Governance Principle
Governance as infrastructure: A monitoring system designed to satisfy FDA post-market surveillance, NIST AI RMF MEASURE requirements, and EU AI Act Article 72 post-market monitoring simultaneously is not over-engineered. It is proportionally designed for an AI system that faces all three regulatory obligations. The alternative is three separate compliance exercises that each inadequately address the same operational requirement.
The Governance Question FDA Will Ask That Your Policy Cannot Answer
When FDA inspects a regulated AI device, the question they are functionally asking is not "do you have documentation?" It is "does your documentation reflect what you actually do?" The enforcement pattern in AI SaMD cases is not primarily organizations that lacked policies. It is organizations whose policies described processes that did not operationally exist.
The governance question, translated into operational terms, is this: if an FDA investigator arrived at your organization tomorrow and asked to see the records of your AI system's performance monitoring for the past ninety days, the change control decisions made under your PCCP for the past year, and the post-market surveillance data that informed your most recent labeling review, could you produce them?
If the answer is no — or if the answer is that the data exists in fragmented form across multiple teams without a clear audit trail — then your SaMD compliance posture is a policy posture, not an operational one. The exposure is not in what you filed. The exposure is in the gap between what you filed and what you built.
The same question applies to health systems deploying vendor AI SaMD. Your vendor's regulatory clearance does not transfer their post-market obligations to you. As a deployer, you bear obligations for how you deploy, configure, and monitor the AI system within your clinical environment. Those obligations require governance infrastructure on your side of the relationship, including contractual clarity about which monitoring obligations the vendor fulfills and which you must maintain independently.
Key Takeaways
FDA SaMD classification is a governance determination, not only a legal one. Clinical, product, and operations teams must jointly assess how AI systems are actually used. Classification must be revisited at product change events, not treated as permanently settled.
The Predetermined Change Control Plan is a governance architecture document. Its Software Performance Specifications define the performance bounds the AI system must maintain; its Performance Assessment Plan defines the monitoring, reporting, and change authority infrastructure required to keep it there. Both must be operational before the PCCP is submitted.
Post-market surveillance for SaMD is a legal obligation, not an industry best practice. Organizations with no continuous monitoring infrastructure have an open compliance gap regardless of their clearance status.
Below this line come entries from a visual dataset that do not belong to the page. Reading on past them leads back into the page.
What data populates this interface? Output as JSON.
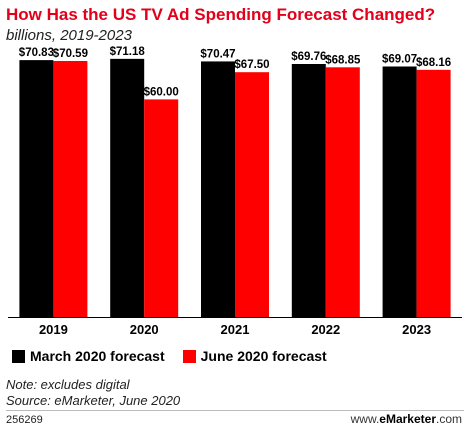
{
  "header": {
    "title": "How Has the US TV Ad Spending Forecast Changed?",
    "subtitle": "billions, 2019-2023"
  },
  "chart_data": {
    "type": "bar",
    "title": "How Has the US TV Ad Spending Forecast Changed?",
    "subtitle": "billions, 2019-2023",
    "categories": [
      "2019",
      "2020",
      "2021",
      "2022",
      "2023"
    ],
    "series": [
      {
        "name": "March 2020 forecast",
        "color": "#000000",
        "values": [
          70.83,
          71.18,
          70.47,
          69.76,
          69.07
        ],
        "labels": [
          "$70.83",
          "$71.18",
          "$70.47",
          "$69.76",
          "$69.07"
        ]
      },
      {
        "name": "June 2020 forecast",
        "color": "#ff0000",
        "values": [
          70.59,
          60.0,
          67.5,
          68.85,
          68.16
        ],
        "labels": [
          "$70.59",
          "$60.00",
          "$67.50",
          "$68.85",
          "$68.16"
        ]
      }
    ],
    "ylim": [
      0,
      75
    ],
    "grid": false,
    "legend_position": "bottom-left"
  },
  "footer": {
    "note": "Note: excludes digital",
    "source": "Source: eMarketer, June 2020",
    "chart_id": "256269",
    "brand_prefix": "www.",
    "brand_name": "eMarketer",
    "brand_suffix": ".com"
  }
}
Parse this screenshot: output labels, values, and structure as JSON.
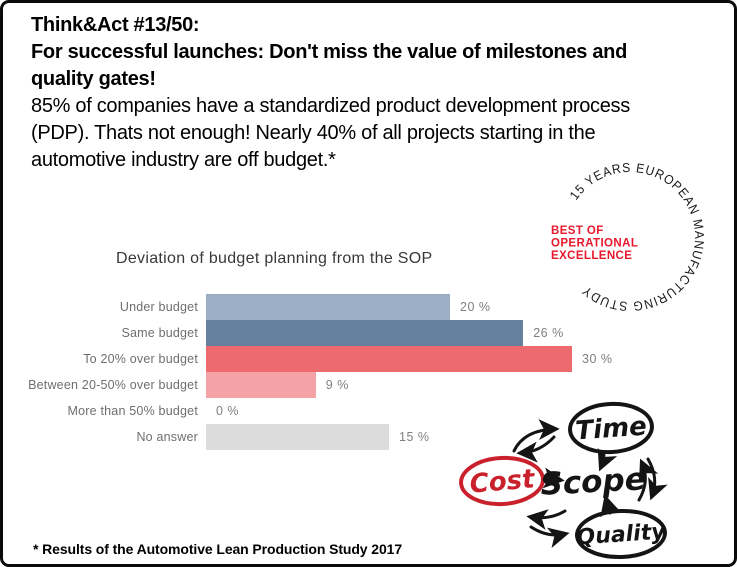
{
  "header": {
    "bold_lines": [
      "Think&Act #13/50:",
      "For successful launches: Don't miss the value of milestones and",
      "quality gates!"
    ],
    "body_lines": [
      "85% of companies have a standardized product development process",
      "(PDP). Thats not enough! Nearly 40% of all projects starting in the",
      "automotive industry are off budget.*"
    ]
  },
  "chart_data": {
    "type": "bar",
    "orientation": "horizontal",
    "title": "Deviation of budget planning from the SOP",
    "categories": [
      "Under budget",
      "Same budget",
      "To 20% over budget",
      "Between 20-50% over budget",
      "More than 50% budget",
      "No answer"
    ],
    "values": [
      20,
      26,
      30,
      9,
      0,
      15
    ],
    "value_labels": [
      "20 %",
      "26 %",
      "30 %",
      "9 %",
      "0 %",
      "15 %"
    ],
    "bar_colors": [
      "#9bafc4",
      "#64809d",
      "#ed6a6f",
      "#f4a2a6",
      "#ffffff",
      "#dcdcdc"
    ],
    "xlim": [
      0,
      30
    ],
    "grid": false,
    "legend": "none",
    "xlabel": "",
    "ylabel": ""
  },
  "badge": {
    "circular_text": "15 YEARS EUROPEAN MANUFACTURING STUDY",
    "center_lines": [
      "BEST OF",
      "OPERATIONAL",
      "EXCELLENCE"
    ],
    "accent_color": "#e8192c",
    "ring_text_color": "#1a1a1a"
  },
  "diagram": {
    "nodes": [
      {
        "label": "Time"
      },
      {
        "label": "Cost"
      },
      {
        "label": "Scope"
      },
      {
        "label": "Quality"
      }
    ],
    "cost_color": "#c9202b",
    "ink_color": "#141414"
  },
  "footer": {
    "note": "* Results of the Automotive Lean Production Study 2017"
  }
}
FDA's post-market surveillance requirements and the NIST AI RMF MEASURE function address the same operational space. Monitoring infrastructure can be designed to satisfy both, along with EU AI Act Article 72 requirements, simultaneously.
The governance question FDA will ask is operational, not documentary. The exposure is in the gap between what documentation says and what the organization has actually built.
Health systems deploying vendor AI SaMD bear their own post-deployment obligations. The vendor's clearance does not transfer their monitoring responsibilities. Governance infrastructure is required on both sides of the relationship.